The mechanochemically basis of cell movements are all based on the use of a nucleotide, adenine tripolyphosphate (ATP) and guano-sine tripolyphosphate (GTP), which controlled hydrolysis provides the energy needed to move. The connection between two phosphates attached to these molecules represents the universal energy source in living.
In this article, we will limit ourselves to the study accessible to direct observation events. After characterizing the magnitude of movements across the living, the main modes of transport at the cellular level will be examined, that is to say, swimming and crawling. This leads us to wonder about the behavioral problems that locomotion reveals: responses to the signals they have an adaptive advantage that could offset their energy cost compared to moving randomly?
What may seem an advantage from an evolutionary perspective remains to be assessed. In this debate, abnormal cell movement mechanisms provide useful lessons
- the phenomenon of Speed :
The speed range of the movements observed in the living is very wide. Swimming cells in a liquid medium are moving at speeds between 0.1 and 1 millimeter per second. The migrating cells on a surface is much slower, moving from 0.01 micrometer per second for fibroblast 0.1 micrometer per second for the neutrophil leukocyte blood. Amoeba are able to move much faster than 10 micrometers per second.

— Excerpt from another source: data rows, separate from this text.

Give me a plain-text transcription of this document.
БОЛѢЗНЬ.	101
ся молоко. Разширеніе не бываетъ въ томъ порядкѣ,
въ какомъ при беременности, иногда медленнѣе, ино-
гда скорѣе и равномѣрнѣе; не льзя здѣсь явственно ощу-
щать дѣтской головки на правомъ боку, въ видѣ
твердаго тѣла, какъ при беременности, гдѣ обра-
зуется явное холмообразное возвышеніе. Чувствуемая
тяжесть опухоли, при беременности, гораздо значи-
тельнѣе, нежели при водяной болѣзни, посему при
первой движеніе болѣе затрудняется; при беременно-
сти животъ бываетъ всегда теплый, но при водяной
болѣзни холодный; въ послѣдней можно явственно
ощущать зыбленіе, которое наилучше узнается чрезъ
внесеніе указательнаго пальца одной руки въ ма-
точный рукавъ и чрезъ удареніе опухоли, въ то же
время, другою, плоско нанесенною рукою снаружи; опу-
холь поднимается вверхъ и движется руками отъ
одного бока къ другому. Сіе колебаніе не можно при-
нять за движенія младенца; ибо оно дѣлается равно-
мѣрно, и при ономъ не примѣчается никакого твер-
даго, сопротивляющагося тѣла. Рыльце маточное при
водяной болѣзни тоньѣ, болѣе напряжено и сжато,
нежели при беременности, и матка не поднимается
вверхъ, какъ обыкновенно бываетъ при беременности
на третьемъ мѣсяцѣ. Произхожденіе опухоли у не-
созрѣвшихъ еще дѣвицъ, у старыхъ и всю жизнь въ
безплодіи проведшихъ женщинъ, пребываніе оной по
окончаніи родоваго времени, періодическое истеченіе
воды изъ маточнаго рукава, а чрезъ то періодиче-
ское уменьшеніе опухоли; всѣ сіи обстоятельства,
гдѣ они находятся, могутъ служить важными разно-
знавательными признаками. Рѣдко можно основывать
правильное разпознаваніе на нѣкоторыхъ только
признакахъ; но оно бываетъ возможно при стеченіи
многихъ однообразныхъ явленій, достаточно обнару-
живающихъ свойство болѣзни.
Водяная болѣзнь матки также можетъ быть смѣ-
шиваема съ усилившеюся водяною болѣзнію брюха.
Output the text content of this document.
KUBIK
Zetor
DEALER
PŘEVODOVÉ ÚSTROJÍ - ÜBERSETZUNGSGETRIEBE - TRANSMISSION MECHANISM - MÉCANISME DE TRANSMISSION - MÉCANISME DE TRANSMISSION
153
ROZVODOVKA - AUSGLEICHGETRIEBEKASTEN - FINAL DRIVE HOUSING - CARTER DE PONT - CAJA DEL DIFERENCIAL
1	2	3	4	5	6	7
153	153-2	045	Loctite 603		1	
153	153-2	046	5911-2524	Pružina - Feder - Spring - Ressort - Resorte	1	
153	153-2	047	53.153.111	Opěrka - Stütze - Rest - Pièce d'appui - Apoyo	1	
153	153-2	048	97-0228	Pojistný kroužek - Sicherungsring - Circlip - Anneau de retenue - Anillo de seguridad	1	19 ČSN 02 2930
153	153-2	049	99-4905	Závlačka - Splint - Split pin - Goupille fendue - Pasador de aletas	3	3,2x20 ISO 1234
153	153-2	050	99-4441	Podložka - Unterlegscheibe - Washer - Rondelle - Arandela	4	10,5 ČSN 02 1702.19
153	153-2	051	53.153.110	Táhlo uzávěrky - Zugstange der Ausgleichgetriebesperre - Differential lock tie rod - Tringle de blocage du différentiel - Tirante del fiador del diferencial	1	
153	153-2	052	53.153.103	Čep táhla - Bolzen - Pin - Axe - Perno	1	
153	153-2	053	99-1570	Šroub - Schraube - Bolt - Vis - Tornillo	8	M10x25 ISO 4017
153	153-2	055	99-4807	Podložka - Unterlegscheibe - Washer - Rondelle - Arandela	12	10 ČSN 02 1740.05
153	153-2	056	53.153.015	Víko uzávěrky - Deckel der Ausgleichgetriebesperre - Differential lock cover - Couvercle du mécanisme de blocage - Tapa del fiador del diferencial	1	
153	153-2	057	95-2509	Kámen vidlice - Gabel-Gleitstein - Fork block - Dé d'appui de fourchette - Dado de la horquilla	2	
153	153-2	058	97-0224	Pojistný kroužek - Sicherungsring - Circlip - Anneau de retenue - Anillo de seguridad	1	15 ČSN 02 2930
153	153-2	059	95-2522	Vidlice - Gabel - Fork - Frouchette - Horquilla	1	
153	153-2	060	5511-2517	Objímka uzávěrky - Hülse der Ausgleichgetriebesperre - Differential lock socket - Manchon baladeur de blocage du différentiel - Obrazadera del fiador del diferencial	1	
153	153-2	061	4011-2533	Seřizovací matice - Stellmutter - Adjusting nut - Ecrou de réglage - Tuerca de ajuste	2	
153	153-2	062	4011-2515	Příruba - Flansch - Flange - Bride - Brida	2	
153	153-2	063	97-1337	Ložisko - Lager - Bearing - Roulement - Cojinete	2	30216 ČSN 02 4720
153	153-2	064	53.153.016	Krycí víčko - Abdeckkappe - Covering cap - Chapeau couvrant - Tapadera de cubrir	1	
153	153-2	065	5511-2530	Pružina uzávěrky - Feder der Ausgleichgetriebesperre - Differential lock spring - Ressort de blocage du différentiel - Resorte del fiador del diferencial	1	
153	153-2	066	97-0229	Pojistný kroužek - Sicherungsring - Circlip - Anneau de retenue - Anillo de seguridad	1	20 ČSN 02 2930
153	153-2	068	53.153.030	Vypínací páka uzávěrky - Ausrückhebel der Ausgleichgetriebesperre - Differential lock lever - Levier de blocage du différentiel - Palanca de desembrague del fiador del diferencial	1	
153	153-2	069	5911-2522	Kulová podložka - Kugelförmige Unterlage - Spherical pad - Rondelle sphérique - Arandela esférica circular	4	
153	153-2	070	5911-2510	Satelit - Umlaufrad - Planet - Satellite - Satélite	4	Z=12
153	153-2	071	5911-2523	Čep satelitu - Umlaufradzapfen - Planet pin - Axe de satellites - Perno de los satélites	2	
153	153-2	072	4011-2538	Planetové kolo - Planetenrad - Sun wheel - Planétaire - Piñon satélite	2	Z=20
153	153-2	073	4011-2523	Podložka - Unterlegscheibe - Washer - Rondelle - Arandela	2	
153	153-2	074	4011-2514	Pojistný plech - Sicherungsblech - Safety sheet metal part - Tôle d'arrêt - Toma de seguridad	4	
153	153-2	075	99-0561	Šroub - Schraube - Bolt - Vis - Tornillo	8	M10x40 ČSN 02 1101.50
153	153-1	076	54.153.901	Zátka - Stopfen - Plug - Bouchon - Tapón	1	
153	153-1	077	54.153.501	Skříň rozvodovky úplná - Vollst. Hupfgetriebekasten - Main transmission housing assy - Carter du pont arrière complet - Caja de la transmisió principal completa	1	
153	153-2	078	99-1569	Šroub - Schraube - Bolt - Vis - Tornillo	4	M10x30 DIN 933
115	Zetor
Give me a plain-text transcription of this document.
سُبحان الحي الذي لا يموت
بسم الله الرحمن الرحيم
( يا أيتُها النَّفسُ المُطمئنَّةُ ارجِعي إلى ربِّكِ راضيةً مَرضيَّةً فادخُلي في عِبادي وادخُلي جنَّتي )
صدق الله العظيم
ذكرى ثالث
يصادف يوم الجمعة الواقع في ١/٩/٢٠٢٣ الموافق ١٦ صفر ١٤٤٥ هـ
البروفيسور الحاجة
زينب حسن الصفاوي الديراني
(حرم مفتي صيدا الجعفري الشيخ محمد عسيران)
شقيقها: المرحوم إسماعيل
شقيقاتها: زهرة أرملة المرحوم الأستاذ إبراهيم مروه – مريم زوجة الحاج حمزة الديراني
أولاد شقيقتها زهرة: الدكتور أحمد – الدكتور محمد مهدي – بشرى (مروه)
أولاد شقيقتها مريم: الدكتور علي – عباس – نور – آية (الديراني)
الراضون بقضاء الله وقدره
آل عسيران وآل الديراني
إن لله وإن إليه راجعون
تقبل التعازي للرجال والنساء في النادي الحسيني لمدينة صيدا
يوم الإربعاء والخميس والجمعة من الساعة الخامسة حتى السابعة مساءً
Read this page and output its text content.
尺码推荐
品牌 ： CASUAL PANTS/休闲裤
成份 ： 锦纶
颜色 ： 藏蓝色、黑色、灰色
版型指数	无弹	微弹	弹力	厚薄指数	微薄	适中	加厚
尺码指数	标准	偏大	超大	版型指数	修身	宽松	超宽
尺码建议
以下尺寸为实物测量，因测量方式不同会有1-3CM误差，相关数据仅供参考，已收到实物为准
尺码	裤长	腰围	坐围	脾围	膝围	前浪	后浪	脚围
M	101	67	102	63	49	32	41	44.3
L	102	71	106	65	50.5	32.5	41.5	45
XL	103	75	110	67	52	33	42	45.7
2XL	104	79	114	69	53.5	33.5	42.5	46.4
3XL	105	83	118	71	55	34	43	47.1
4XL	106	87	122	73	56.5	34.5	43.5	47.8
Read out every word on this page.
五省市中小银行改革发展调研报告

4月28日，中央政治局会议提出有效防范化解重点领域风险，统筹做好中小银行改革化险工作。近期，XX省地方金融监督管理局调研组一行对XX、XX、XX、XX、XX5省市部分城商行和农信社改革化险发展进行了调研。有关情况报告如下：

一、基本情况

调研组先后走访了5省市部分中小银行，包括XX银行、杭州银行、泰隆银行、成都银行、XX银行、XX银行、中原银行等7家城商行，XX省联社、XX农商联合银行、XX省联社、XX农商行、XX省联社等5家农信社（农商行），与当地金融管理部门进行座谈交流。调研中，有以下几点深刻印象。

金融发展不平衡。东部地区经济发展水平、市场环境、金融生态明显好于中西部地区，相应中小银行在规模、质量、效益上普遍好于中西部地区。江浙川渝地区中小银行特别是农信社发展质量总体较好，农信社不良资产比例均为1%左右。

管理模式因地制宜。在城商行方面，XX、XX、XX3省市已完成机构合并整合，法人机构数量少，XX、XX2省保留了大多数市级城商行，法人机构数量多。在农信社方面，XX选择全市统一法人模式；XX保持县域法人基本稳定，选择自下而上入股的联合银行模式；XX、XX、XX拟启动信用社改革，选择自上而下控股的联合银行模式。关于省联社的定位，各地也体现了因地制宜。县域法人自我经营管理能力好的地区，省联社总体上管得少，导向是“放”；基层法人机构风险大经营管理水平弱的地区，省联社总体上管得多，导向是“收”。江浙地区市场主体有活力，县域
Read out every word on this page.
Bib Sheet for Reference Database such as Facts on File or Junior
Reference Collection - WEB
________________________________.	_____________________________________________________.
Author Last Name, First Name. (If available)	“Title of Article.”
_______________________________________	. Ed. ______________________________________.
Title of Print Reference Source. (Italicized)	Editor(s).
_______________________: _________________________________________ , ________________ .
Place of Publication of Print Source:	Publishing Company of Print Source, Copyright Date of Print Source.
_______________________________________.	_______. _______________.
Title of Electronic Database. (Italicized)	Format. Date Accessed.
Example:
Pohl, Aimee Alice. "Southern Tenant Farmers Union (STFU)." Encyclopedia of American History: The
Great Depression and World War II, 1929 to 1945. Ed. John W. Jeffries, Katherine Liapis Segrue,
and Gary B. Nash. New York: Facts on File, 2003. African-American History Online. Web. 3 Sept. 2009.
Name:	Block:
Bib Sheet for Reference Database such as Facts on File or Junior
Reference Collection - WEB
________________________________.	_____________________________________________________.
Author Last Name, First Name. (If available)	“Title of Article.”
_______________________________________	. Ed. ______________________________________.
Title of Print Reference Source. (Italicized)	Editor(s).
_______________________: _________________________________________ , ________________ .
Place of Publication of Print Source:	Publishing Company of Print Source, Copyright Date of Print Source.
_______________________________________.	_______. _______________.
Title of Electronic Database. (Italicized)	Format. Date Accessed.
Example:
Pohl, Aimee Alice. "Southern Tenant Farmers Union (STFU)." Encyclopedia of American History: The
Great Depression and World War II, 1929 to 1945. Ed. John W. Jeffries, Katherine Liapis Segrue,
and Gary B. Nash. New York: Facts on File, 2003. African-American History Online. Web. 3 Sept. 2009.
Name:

Specialized sub cellular structures in motility may produce much more rapid movement. The spread of the beat wave of an eyelash or a Eucharistic flagellum is one millimeter per second, while a muscle or some primitive contractile structures can contract at speeds of the order from 10 to 100 millimeters per second. It is with such performance at the basic structures of a champion sprint can move at a speed of about 10 meters per second, through the coordination of the muscles provided by the nervous system, c is also the case for selected during the development of their ability to run the animals, like the cheetah to catch its prey, or the horse to escape predators. This principle of coordination of actions which can increase performance when assembling basic structures is valid at all scales, from molecules to organisms.
Intracellular movements also occur on a large scale speed. Slow axon transport of the neurons at a rate of about 0.01 microns per second, and the rapid transport of the order of 1 micrometer per second. The movement of chromosomes during phase has an intermediate speed. Some intracellular movements can be much faster, in specialized cells such as melancholias or erythrocytes through which certain animals, such as fish, can rapidly change color to blend with the environment: the movement of charged particles of pigment can are more than 10 micrometers per second. The same goes for the cytoplasmic currents some giant algal cells, up to a size of a few millimeters to several centimeters. Internal cytoplasmic currents amoeba Phys-arum plasm-odium in its shape even faster and can reach a speed of 1 mm per second.